18 de setembro de 2005

Sessões Contínuas

Jornal O Estado do Maranhão  
Eles se foram em silêncio, um de cada vez, pouco a pouco. Um dia, sentimos alguma coisa diferente. Olhamos em volta e não os vimos. Tinham ido embora, desde o da mais alta classe até o mais popular. Eles se sentiam desprezados, abandonados pelos amigos.
O último a ir-se foi o Passeio, o cinema na rua do mesmo nome, pois é de cinemas que falo. Era o penúltimo no centro da cidade e foi inaugurado em 1962. Fechou há poucas semanas, depois de 43 anos de funcionamento. Creio ter sido o primeiro em São Luís com ar condicionado.
Seus proprietários haviam construído antes, em 1960, o cine Monte Castelo, quase ao lado de nossa casa. Eu tinha 12 anos e vi construírem o prédio desde o alicerce até o teto. Eu me sentava na copa a fim de fazer os deveres de casa. Vezes sem conta perdi a concentração nos estudos, observando pela janela lateral os operários completarem o imenso telhado, aos pouco fechando os vazios, com fieiras e fieiras de telha, como quem vai colocando com calma as peças que faltam num quebra-cabeça. A inauguração – eu estava lá – foi solene, com farto coquetel para os convidados.

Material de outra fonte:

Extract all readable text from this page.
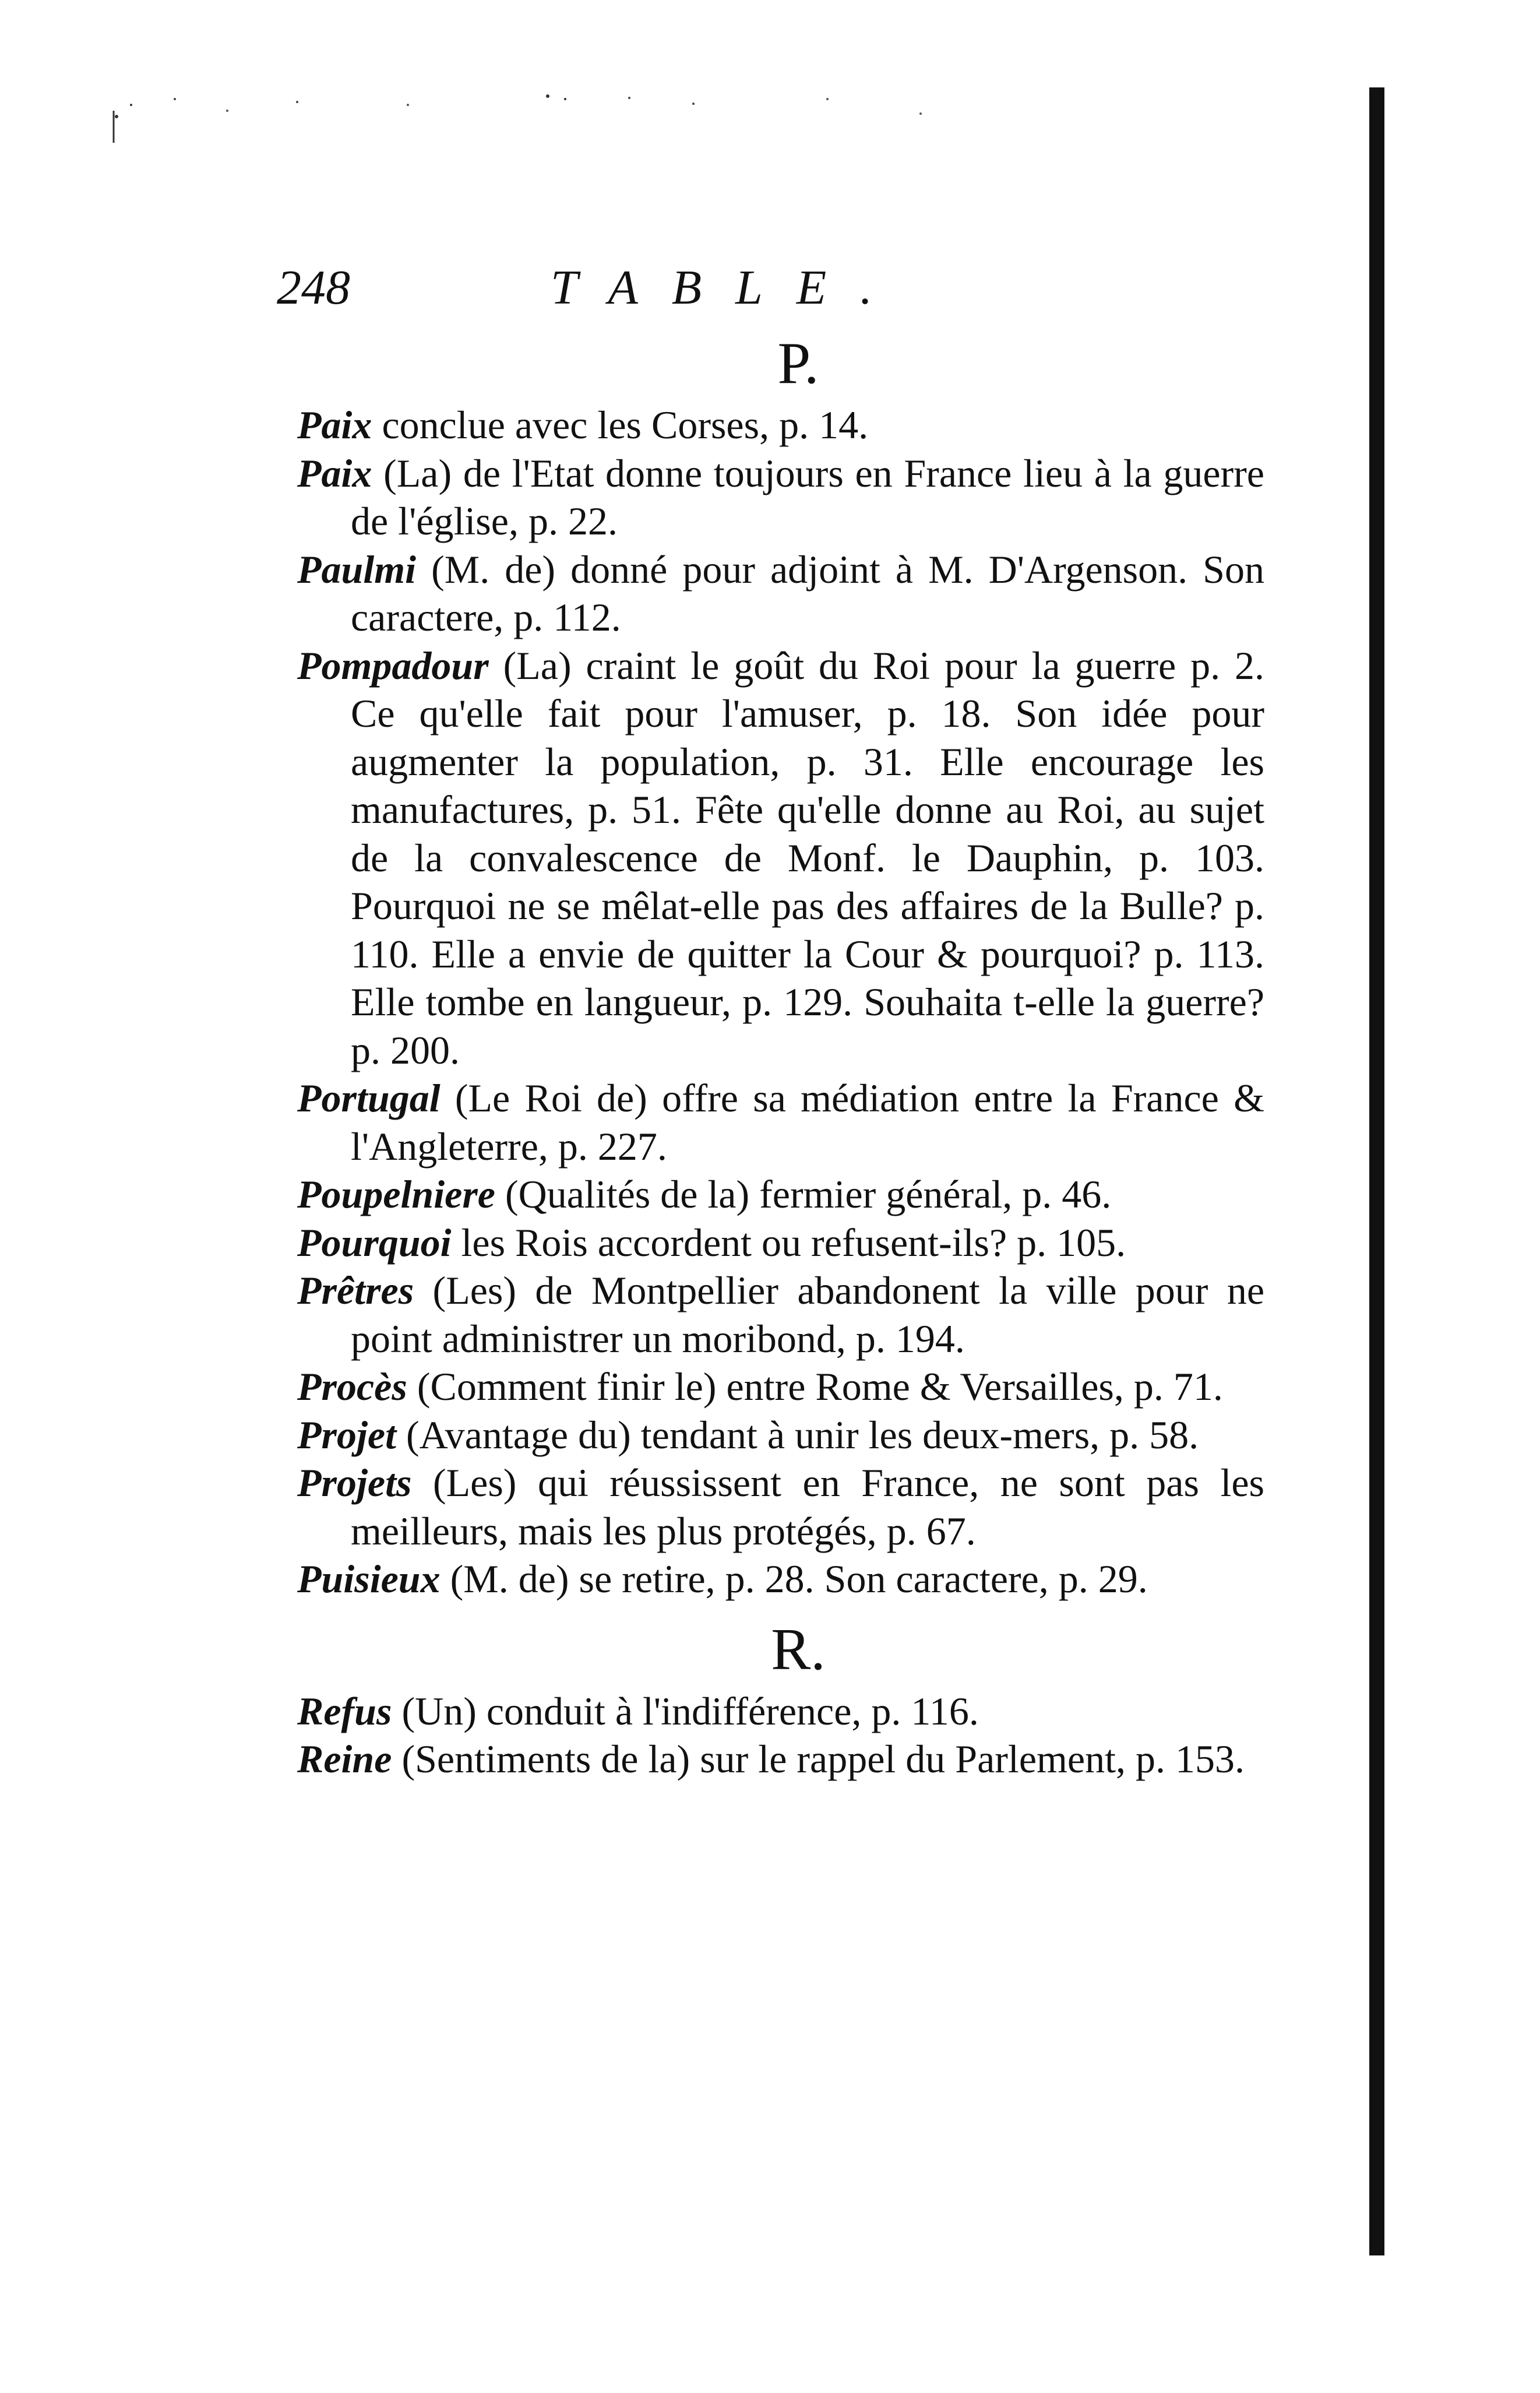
248	TABLE.

P.

Paix conclue avec les Corses, p. 14.

Paix (La) de l'Etat donne toujours en France lieu à la guerre de l'église, p. 22.

Paulmi (M. de) donné pour adjoint à M. D'Argenson. Son caractere, p. 112.

Pompadour (La) craint le goût du Roi pour la guerre p. 2. Ce qu'elle fait pour l'amuser, p. 18. Son idée pour augmenter la population, p. 31. Elle encourage les manufactures, p. 51. Fête qu'elle donne au Roi, au sujet de la convalescence de Monf. le Dauphin, p. 103. Pourquoi ne se mêlat-elle pas des affaires de la Bulle? p. 110. Elle a envie de quitter la Cour & pourquoi? p. 113. Elle tombe en langueur, p. 129. Souhaita t-elle la guerre? p. 200.

Portugal (Le Roi de) offre sa médiation entre la France & l'Angleterre, p. 227.

Poupelniere (Qualités de la) fermier général, p. 46.

Pourquoi les Rois accordent ou refusent-ils? p. 105.

Prêtres (Les) de Montpellier abandonent la ville pour ne point administrer un moribond, p. 194.

Procès (Comment finir le) entre Rome & Versailles, p. 71.

Projet (Avantage du) tendant à unir les deux-mers, p. 58.

Projets (Les) qui réussissent en France, ne sont pas les meilleurs, mais les plus protégés, p. 67.

Puisieux (M. de) se retire, p. 28. Son caractere, p. 29.

R.

Refus (Un) conduit à l'indifférence, p. 116.

Reine (Sentiments de la) sur le rappel du Parlement, p. 153.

Foi lá que vi a sensação da época, um filme em chamada terceira dimensão.Para assisti-lo, os espectadores recebiam óculos especiais na entrada. A novidade não pegou. Anos depois, o comércio de filmes foi substituído durante quatro anos pelo intenso comércio religioso de salvação de almas ameaçadas por demônios interiores e exteriores, estes em forma humana. Em seguida, virou pista de dança.

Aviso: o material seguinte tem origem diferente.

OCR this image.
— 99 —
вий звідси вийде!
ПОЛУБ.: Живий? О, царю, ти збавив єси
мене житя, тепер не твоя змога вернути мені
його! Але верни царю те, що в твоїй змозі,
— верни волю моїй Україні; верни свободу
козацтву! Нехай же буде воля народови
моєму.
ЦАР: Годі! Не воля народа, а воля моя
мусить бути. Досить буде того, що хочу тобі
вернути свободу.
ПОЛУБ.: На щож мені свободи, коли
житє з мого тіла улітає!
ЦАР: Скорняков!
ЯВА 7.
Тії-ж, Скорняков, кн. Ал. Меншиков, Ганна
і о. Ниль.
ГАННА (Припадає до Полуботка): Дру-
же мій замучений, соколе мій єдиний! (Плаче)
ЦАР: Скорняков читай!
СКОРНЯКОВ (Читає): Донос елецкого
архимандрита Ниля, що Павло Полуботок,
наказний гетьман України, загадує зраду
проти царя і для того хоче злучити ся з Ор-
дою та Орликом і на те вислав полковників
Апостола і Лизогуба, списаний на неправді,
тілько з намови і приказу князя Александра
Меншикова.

Aquela mesma família arrendara em meados dos anos 50, o Teatro Arthur Azevedo, chamado então de cine-teatro, onde eu ia ver os deliciosos filmes brasileiros de humor popular, chamados de chanchadas, termo pejorativo, de provável origem portenha, usado pelos críticos de cinema com o significado de coisa sem valor. Eram musicais carnavalescos e paródias do cinema americano, de grande aceitação pelo público, com astros como Oscarito, Grande Otelo, Anselmo Duarte, Zé Trindade, Costinha, José Lewgoy e Cyll Farney e estrelas como Eliana, Dercy Gonçalves, Zezé Macedo, Emilinha Borba, Marlene e Adelaide Chiozzo com seu acordeão.
Os cinemas de rua existentes nas minhas meninice e adolescência, fecharam um a um. Foram expulsos do mercado pelos grandes grupos empresariais de distribuição e exibição de filmes, pela falta de segurança nos centros das cidades e dos bairros, o que afastou o público, e pela mudanças urbanas abrangentes ocorridas no mundo inteiro. Os novos instalaram-se nos shoppings, oferecendo conforto aos espectadores e moderna tecnologia de projeção.

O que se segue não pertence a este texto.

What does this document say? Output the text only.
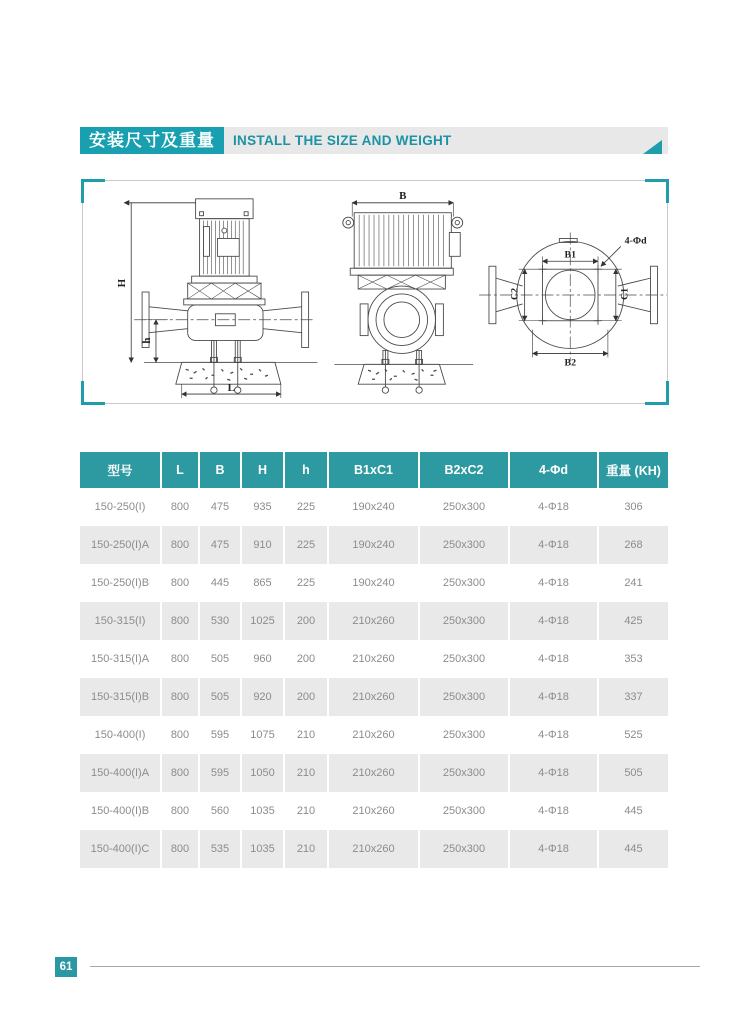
安装尺寸及重量	INSTALL THE SIZE AND WEIGHT
H
h
L
B
B1
B2
C1
C2
4-Φd
型号	L	B	H	h	B1xC1	B2xC2	4-Φd	重量 (KH)
150-250(I)	800	475	935	225	190x240	250x300	4-Φ18	306
150-250(I)A	800	475	910	225	190x240	250x300	4-Φ18	268
150-250(I)B	800	445	865	225	190x240	250x300	4-Φ18	241
150-315(I)	800	530	1025	200	210x260	250x300	4-Φ18	425
150-315(I)A	800	505	960	200	210x260	250x300	4-Φ18	353
150-315(I)B	800	505	920	200	210x260	250x300	4-Φ18	337
150-400(I)	800	595	1075	210	210x260	250x300	4-Φ18	525
150-400(I)A	800	595	1050	210	210x260	250x300	4-Φ18	505
150-400(I)B	800	560	1035	210	210x260	250x300	4-Φ18	445
150-400(I)C	800	535	1035	210	210x260	250x300	4-Φ18	445
61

O Éden, na rua grande, onde funciona hoje a Loja Marisa, fundado em 1919, era o cinema das grandes produções de Hollywood. Pertencia a Moisés Tajra, mas fora originalmente de Raul Serra Martins, Henrique e Guilherme Blum. O Roxy, também de Moisés, apresentava programação semelhante à do Éden. Agora é o último e só exibe filmes pornôs.
Para mim, o cinema mais marcante foi o Rialto, na rua do Passeio, perto do atual Socorrão. Ali, podíamos ver aos domingos episódios com o Super-Homem, Zorro, Tarzan, Roy Rogers e outros heróis dos seriados americanos, espécie de novela de televisão de hoje, com a diferença de se ter de esperar o desfecho das cenas de perigo só uma semana após, no capítulo do fim-de-semana seguinte.
Havia ainda o Rival, na rua Grande ao qual não me lembro de ter ido; o Rex, no João Paulo, que tinha como um dos sócios meu tio paterno João Moreira; o Rivoli, no Anil, ao lado da casa de meu tio materno Haroldo Raposo, de onde podíamos ouvir os diálogos em língua estrangeira, que não seriam entendidos nem em português pela péssima qualidade do som; e o cine Anil. Todos mortos, todos enterrados, contudo vivos em sessões contínuas nas nossas melhores lembranças.